[Linear Algebra] solution to A^TCAx=f

[Dafe]

Homework Statement

With conductances $$c_{1}=1, c_{2}=c_{3}=2$$, multiply matrices to find
$$A^TCAx = f$$.
For $$f = (1,0,-1)$$ find a solution to $$A^TCAx = f$$.
Write the potentials $$x$$ and currents $$y = -CAx$$ on the triangle graph, when the current source $$f$$ goes into node 1 and out from node 3.

Homework Equations

The Attempt at a Solution

$$A^TCA = \left[ \begin{array}{ccc} 3 & -1 & -2 \\ -1 & 3 & -2 \\ -2 & -2 & 4 \\ \end{array} \right]$$

After elimination I get:

$$A^TCA = \left[ \begin{array}{cccc} 3 & -1 & -2 & 1 \\ 0 & 8 & -8 & 1 \\ 0 & 0 & 0 & 0 \\ \end{array} \right]$$

Which to me means that the loop is broken, and that $$x_{3}$$ is a free variable.
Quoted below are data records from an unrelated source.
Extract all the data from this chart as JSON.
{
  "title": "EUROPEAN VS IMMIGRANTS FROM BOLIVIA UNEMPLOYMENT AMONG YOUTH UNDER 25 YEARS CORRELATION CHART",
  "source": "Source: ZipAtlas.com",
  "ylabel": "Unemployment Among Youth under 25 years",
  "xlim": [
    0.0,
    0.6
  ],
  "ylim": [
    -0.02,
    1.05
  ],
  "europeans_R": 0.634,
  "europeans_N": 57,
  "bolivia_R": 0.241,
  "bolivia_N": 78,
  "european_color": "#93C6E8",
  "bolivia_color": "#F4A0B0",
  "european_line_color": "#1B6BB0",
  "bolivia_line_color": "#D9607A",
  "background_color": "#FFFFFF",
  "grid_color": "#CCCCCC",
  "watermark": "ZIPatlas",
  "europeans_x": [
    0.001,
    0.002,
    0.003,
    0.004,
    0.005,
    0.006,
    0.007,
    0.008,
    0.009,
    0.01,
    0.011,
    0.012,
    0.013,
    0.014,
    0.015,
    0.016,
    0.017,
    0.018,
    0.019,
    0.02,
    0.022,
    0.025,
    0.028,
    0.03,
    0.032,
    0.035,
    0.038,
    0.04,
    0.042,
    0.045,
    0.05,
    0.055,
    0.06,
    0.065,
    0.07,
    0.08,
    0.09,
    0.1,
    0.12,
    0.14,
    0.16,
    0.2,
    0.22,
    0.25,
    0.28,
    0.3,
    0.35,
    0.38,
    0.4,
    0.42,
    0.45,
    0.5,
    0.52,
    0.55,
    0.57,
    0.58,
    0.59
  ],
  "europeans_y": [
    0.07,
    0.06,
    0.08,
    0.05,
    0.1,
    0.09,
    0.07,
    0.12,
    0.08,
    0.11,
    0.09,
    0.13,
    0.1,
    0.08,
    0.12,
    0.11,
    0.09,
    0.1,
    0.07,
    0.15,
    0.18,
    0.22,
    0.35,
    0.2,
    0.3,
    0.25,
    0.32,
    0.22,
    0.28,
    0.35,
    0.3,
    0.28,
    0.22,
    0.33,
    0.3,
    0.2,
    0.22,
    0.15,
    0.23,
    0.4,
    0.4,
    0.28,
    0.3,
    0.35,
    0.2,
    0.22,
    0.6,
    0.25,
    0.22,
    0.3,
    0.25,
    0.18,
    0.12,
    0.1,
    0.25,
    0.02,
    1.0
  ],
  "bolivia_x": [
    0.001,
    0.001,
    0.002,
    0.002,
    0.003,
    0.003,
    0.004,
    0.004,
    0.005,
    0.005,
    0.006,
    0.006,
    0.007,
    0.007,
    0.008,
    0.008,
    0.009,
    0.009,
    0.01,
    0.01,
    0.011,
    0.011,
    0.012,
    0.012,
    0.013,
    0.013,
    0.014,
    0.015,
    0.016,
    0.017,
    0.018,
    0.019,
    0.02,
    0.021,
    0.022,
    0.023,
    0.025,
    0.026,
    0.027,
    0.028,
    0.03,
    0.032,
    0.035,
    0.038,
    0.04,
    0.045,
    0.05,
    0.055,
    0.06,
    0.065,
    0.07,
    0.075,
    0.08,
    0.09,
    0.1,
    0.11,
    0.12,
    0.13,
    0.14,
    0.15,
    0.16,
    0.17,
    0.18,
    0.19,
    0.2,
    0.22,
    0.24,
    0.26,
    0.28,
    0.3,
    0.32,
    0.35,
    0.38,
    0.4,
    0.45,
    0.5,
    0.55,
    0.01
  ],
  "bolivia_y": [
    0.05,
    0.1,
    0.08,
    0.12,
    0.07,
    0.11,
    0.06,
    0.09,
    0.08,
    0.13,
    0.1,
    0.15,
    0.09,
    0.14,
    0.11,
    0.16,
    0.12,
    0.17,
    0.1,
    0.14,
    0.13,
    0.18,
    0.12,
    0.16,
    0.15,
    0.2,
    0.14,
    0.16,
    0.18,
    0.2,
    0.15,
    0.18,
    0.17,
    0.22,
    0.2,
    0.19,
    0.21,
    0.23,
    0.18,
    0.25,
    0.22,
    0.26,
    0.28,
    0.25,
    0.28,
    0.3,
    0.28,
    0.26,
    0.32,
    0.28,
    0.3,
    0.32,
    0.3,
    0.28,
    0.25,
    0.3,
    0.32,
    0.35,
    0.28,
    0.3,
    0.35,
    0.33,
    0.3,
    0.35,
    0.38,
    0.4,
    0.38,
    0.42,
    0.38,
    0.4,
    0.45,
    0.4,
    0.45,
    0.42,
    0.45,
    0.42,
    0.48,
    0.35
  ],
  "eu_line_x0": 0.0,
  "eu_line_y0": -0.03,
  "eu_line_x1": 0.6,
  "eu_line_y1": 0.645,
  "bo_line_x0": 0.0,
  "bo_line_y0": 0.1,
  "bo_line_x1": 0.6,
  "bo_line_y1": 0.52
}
The book chooses $$x_{3}=7/8$$. Is there a good reason for that value?
Maybe I am missing some important point here?

Thanks.

 

[Mark44]

Homework Statement

With conductances $$c_{1}=1, c_{2}=c_{3}=2$$, multiply matrices to find
$$A^TCAx = f$$.
For $$f = (1,0,-1)$$ find a solution to $$A^TCAx = f$$.
Write the potentials $$x$$ and currents $$y = -CAx$$ on the triangle graph, when the current source $$f$$ goes into node 1 and out from node 3.

Homework Equations

The Attempt at a Solution

$$A^TCA = \left[ \begin{array}{ccc} 3 & -1 & -2 \\ -1 & 3 & -2 \\ -2 & -2 & 4 \\ \end{array} \right]$$

After elimination I get:

$$A^TCA = \left[ \begin{array}{cccc} 3 & -1 & -2 & 1 \\ 0 & 8 & -8 & 1 \\ 0 & 0 & 0 & 0 \\ \end{array} \right]$$

Which to me means that the loop is broken, and that $$x_{3}$$ is a free variable.

The book chooses $$x_{3}=7/8$$. Is there a good reason for that value?
Maybe I am missing some important point here?

Thanks.

How does A^TCA go from a 3x3 matrix to a 3x4 matrix?

 

[HallsofIvy]

Mark44, what Dafe wrote as his second matrix is NOT "A^TCA". It is the row echelon form of the augmented matrix with [1 0 -1] as the fourth column.

Dafe, the only good reason I can see is that makes $x_2= x_3+ 1/8= 1$ but then $x_1$ is not an integer. Are you sure they "chose $x_3= 7/8$". I would suspect that they solved for $x_1$ and $x_3$ in terms of $x_2$ and then chose $x_2= 1$.